Sneaky Nesting Duck


Around August 1st, I noticed that this Black Cayuga duck was not joining the other ducks in the duck house at night. This means that she is getting “broody” and hiding a nest of eggs somewhere. The fact that I have her was an accident- an order filling mistake by the mail-order poultry company. But, she lays eggs as well as the other breeds, so I’ve kept her. She is different from the other breeds I have (Magpie, Runner and Swedish)- she is more “wiley” I think. She can fly about six feet high for several yards, which none of the other ducks can do- they are all too heavy-bodied or oddly shaped to fly. She is also noisy, which I don’t prefer.

I see her once or twice a day as she comes out to eat, drink and bathe. I’ve been trying to spot where she returns to her nest, but she is sneaky, and evades me whenever I’m outside. Nests can be hard to find, and I had no idea where she’d hidden it in about a two-acre area. But I finally discovered her secret, when the other ducks were near her nest, I heard her quacking to them from inside the blackberry bushes. Only then did I see this subtle but telltale tunnel in the grass:


By laying down on my stomach and looking through the tunnel, I could see the shape of her back and tail feathers, as she sat on her eggs. Can you make it out?

DuckTailLater when she was out for her twice daily constitutional, I snapped a picture of the pile of eggs. I can’t reach in there- too many blackberry thorns. So, I don’t know how many eggs she has, but it looks like a good-sized pile.


When she takes her breaks, she seems to dally for an hour or more, often idly splashing and bathing in the creek, then taking her time eating and drinking. I’ve always heard and read that once hens start brooding, they lock down tight on the nest and only leave it for a few minutes for very basic sustenance. So, I’m curious to see what her hatch rate will be, the way she lets these eggs cool twice a day! But who am I to question, maybe she knows what she’s doing? Maybe her system is better than my so-called perfectly controlled incubator that has a terrible hatch rate!

I’m not necessarily pleased that she has done this, but since she’s already started, I’ll let her finish. The economics of letting ducks hatch their own eggs isn’t that good. She probably laid this pile of eggs over a week or so. She’ll sit on them for 28 days until hatching. Then she’ll lead around and mother the ducklings for a month or more. So, it’s probably about three months of eggs she’ll skip laying- about 100 eggs! At $4/dozen, that’s $33 of egg lost, all the while I’m still paying for her food. The electricity for an incubator and heat lamp to hatch and raise eggs is much cheaper.

Hopefully I’ll get a half dozen or more new ducks out of the deal, at least. I wasn’t wanting to keep Cayugas in my flock, so I will probably sell these cross-breds.

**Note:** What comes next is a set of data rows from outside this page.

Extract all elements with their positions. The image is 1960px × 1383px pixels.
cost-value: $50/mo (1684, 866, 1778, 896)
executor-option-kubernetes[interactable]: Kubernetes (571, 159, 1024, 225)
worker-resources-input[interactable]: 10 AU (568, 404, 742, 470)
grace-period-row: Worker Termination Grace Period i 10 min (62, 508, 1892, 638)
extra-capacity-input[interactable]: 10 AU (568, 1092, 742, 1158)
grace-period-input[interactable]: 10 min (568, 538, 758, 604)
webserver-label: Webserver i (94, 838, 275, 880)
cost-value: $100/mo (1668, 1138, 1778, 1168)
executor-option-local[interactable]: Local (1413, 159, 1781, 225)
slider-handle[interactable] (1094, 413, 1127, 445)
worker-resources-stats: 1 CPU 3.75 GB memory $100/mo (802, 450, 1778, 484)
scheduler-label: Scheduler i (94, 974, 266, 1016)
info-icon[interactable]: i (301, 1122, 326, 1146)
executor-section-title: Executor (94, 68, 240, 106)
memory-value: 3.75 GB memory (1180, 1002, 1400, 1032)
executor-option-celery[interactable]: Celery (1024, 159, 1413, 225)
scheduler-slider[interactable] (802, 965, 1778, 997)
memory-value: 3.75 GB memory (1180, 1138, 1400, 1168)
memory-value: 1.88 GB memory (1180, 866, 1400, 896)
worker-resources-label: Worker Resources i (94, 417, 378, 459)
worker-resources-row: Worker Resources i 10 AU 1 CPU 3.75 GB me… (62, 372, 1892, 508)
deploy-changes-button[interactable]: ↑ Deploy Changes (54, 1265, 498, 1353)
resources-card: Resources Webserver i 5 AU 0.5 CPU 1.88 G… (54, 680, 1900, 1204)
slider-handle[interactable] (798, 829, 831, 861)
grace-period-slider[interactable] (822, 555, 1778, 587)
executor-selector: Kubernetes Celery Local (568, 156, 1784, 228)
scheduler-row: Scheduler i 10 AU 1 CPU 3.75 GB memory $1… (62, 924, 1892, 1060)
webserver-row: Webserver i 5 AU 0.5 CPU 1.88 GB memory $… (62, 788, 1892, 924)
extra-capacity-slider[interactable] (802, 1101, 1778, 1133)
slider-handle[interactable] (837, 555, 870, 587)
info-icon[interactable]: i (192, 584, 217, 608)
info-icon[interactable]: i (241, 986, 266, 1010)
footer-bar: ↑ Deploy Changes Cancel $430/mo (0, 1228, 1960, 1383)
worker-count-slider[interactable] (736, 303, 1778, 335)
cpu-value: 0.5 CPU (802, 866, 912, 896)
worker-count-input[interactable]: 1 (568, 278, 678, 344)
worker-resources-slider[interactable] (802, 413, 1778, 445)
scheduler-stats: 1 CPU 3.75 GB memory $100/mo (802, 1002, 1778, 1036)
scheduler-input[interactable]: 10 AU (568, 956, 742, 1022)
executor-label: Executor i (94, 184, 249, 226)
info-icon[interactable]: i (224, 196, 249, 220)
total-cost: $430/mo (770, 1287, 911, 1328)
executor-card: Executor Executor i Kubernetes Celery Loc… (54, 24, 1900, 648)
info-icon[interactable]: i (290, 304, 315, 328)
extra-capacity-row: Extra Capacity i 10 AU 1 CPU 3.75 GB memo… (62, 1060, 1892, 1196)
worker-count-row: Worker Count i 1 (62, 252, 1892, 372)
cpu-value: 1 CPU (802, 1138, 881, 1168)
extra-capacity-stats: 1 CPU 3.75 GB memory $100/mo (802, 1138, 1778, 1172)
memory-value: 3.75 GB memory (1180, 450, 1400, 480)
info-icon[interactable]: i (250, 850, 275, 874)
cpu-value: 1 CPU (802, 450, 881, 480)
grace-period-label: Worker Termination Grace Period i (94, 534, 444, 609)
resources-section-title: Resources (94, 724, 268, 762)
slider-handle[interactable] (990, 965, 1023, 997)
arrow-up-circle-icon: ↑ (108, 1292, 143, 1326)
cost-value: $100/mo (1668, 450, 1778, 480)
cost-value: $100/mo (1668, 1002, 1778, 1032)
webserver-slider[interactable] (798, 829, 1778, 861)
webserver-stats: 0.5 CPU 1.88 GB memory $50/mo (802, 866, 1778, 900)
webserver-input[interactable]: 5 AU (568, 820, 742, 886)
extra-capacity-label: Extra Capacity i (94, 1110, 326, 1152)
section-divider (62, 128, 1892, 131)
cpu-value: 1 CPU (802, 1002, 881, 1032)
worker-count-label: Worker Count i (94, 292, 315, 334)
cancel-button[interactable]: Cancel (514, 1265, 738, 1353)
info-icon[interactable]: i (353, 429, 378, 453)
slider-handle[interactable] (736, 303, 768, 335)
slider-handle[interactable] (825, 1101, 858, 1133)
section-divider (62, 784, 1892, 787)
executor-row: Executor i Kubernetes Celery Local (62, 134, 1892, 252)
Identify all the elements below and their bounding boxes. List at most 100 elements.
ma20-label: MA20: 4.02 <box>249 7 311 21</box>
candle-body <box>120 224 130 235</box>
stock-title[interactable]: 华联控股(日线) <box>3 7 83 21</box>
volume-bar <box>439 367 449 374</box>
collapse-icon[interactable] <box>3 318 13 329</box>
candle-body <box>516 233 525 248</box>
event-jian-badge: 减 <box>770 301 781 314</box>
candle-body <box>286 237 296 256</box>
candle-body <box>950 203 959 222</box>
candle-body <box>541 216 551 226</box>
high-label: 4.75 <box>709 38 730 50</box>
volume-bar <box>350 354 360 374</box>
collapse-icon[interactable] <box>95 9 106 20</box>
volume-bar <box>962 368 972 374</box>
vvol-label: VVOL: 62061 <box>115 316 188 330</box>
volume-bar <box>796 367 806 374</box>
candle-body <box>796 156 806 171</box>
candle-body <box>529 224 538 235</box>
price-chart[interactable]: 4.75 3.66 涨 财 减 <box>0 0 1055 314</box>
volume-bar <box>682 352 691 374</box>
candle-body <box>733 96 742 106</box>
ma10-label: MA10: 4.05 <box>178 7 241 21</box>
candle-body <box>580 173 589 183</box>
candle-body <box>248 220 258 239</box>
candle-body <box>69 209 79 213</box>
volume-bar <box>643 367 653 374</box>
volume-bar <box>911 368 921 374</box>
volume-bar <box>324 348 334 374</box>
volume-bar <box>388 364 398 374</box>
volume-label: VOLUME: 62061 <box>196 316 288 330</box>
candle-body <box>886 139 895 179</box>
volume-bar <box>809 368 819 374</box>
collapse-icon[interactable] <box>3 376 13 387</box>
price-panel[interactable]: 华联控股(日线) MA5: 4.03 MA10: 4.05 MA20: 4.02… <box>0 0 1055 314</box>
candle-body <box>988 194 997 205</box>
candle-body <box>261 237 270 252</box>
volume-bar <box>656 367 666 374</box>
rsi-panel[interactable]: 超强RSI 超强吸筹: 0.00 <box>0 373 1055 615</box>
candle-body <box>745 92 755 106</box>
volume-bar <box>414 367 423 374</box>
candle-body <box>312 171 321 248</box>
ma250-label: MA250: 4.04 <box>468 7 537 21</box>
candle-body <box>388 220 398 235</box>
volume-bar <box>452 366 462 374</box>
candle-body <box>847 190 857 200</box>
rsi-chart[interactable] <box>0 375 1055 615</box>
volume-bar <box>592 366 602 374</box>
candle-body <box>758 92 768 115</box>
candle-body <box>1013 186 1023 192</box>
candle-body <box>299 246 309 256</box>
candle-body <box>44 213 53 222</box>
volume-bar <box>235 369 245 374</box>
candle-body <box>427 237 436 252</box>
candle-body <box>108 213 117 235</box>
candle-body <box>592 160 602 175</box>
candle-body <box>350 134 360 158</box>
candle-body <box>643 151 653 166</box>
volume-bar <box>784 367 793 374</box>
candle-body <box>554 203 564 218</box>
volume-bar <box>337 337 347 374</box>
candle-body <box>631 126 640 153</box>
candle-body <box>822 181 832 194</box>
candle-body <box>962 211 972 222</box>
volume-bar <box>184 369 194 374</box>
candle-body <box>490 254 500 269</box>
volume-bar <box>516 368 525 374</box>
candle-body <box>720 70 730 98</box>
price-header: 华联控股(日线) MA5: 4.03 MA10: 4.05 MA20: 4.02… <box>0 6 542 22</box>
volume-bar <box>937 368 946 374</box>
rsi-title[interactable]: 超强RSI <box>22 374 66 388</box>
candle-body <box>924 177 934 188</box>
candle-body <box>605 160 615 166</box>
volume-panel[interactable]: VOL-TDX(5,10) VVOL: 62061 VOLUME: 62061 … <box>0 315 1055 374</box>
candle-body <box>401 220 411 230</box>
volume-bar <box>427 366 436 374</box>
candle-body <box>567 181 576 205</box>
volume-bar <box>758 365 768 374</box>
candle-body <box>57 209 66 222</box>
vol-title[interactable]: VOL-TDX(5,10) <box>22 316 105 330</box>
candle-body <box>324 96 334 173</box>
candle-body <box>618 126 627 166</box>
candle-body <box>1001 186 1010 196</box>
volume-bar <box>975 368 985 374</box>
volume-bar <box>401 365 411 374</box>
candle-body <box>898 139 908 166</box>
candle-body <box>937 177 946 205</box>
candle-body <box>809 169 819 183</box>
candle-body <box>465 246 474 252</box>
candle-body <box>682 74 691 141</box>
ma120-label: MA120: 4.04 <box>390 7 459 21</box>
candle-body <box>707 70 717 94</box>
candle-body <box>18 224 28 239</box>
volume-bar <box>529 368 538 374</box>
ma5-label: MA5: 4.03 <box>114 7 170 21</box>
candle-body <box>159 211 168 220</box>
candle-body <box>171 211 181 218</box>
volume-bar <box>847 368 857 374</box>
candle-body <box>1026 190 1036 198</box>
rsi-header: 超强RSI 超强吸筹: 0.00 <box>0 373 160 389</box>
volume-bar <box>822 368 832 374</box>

Maybe if I sell them as cute babies for $5 each, and she has a dozen, the economics will work out, and she’ll start laying again sooner.

Before I found her nest, I was concerned that a predator would happen upon her during the night and eat her and all the eggs. But, it turns out, she nested right outside our bedroom window. This is the least likely place for predators to go in our yard, and if there was a scuffle out there, I’d hear it and could probably intervene in time. I’m not sure what thought went into her nest site selection, if any, but perhaps this speaks to her natural skills.